Странно, что я только сейчас заприметил у неё на коленках чёрного плюшевого мишку. Какой антуражный выбор цвета для игрушки. Он сидел, безвольно свесив лапы, и его стеклянные пуговицы-глаза глубокомысленно вглядывались в вечность. Девушка ловко расстегнула почти невидимую молнию на его спине, засунула руку в набивку и вытянула изнутри слегка помятый шоколадный батончик.
— Садись, — пригласила она, постучав ладонью по свободному сиденью качелей сбоку, — только не раскачивайся слишком сильно, а то у мишки может голова закружиться.
— Даже со стороны?
— Даже со стороны.
Я занял причитающееся мне место. Качели скрипнули — коротко, почти осуждающе. Несколько секунд мы сидели в тишине. Луна проверяла наши документы, беззвёздный небосвод ставил печать.
— Между прочим, ты так и не назвал своё имя, — сказала она, не поднимая глаз.

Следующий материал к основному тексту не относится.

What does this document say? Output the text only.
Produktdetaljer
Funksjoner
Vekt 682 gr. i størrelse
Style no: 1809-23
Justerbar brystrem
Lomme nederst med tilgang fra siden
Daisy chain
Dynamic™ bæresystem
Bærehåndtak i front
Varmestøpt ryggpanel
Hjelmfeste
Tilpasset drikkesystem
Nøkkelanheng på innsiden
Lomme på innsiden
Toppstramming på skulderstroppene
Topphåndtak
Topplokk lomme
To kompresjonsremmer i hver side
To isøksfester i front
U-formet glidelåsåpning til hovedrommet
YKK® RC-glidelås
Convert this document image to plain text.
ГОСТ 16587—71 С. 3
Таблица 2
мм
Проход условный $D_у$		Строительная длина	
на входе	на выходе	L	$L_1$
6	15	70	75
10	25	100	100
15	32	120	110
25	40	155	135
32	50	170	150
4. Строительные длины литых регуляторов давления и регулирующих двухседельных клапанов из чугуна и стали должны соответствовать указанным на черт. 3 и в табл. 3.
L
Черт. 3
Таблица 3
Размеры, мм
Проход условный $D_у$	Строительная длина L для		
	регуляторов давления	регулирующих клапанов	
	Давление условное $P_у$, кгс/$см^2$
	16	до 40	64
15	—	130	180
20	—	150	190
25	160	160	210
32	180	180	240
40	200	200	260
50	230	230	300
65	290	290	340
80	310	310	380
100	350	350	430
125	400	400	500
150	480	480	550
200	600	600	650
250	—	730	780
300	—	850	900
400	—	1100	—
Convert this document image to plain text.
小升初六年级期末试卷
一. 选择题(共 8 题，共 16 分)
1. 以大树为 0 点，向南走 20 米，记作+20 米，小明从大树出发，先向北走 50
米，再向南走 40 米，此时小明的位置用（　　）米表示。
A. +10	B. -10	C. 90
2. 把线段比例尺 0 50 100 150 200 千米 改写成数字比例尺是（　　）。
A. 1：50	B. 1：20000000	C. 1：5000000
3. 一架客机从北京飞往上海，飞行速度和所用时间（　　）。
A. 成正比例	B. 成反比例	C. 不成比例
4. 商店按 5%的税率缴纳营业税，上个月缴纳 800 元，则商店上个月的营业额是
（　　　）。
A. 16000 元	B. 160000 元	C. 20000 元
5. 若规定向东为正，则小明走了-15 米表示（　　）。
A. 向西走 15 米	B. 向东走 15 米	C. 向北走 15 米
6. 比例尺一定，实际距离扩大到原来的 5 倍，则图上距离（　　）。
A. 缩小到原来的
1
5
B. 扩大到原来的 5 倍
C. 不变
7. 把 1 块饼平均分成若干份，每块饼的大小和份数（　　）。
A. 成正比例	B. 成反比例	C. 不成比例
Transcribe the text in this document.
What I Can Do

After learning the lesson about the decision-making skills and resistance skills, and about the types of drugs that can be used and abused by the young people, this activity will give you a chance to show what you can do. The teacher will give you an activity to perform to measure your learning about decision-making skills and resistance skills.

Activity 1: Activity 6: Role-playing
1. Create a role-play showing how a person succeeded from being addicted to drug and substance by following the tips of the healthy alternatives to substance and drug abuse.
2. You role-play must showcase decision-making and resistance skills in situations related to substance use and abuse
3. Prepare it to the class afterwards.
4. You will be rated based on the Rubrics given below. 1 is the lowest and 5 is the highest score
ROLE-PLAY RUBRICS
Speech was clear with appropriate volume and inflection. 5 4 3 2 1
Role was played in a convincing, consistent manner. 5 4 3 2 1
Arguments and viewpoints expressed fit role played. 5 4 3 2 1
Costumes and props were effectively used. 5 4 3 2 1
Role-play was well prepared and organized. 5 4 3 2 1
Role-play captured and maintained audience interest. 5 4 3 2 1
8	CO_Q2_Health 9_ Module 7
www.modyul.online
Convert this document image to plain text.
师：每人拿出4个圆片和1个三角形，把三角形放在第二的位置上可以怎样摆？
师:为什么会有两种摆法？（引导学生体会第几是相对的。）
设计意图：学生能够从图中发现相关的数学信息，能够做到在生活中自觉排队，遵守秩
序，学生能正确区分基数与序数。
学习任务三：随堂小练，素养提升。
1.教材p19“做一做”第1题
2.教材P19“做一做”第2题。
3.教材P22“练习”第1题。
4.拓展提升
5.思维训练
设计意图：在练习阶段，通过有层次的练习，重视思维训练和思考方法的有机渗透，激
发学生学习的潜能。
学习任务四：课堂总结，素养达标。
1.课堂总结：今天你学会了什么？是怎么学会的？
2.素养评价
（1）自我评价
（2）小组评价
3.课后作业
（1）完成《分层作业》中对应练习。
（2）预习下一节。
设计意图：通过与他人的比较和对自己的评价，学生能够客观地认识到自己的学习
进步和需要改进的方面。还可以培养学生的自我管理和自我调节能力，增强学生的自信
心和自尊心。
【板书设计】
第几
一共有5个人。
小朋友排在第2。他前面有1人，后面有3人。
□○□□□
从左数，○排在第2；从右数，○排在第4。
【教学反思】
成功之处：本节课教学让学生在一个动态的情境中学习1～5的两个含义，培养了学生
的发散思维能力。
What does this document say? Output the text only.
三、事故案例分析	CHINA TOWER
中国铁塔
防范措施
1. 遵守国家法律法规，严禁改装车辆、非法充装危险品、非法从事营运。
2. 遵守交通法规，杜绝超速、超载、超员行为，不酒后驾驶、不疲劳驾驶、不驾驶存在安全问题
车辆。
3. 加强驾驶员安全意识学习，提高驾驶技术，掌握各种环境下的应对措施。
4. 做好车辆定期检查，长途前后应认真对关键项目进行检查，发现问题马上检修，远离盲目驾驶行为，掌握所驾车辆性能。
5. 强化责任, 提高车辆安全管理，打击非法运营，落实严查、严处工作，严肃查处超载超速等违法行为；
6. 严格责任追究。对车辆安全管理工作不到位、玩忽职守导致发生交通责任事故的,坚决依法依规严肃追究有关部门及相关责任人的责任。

— Можешь звать меня крестоносцем.
— Орден, знамёна, хор маленьких мальчиков?
— Хор затих. Знамёна сгорели. — Отвечал я, принимая эстафету, — Осталась только ежедневная муштра по ночным улицам. А ещё я люблю размышлять о своём давнем плане.
— О каком же?
В её голосе чувствовалась лёгкая насмешка, но глаза оставались серьёзными. Я отломил кусочек батончика, давая себе время на ответ. Сахар ударил в голову, проясняя сознание.
— О крестовом походе против человечества. — Услышал я свой голос, — Шумном, кровопролитном и беспощадном: против человеческих вокабуляров, их «как положено», их многоярусных оправданий, ламинированных объяснений и вежливых алиби.
— Не совсем понимаю.
— Ничего, сейчас объясню. Проблема не в сложности, а в чистоте. Я демонстрирую им чистейший, дистиллированный продукт мысли. Философский камень. Но они общаются слоями. Первый слой — слова. Второй — намерения. Третий — социальные последствия. Они живут в мире опосредованных причин: «для здоровья», «для красоты», «для ума». Мой мир причин — непосредственный. И он пугает своей пустотой.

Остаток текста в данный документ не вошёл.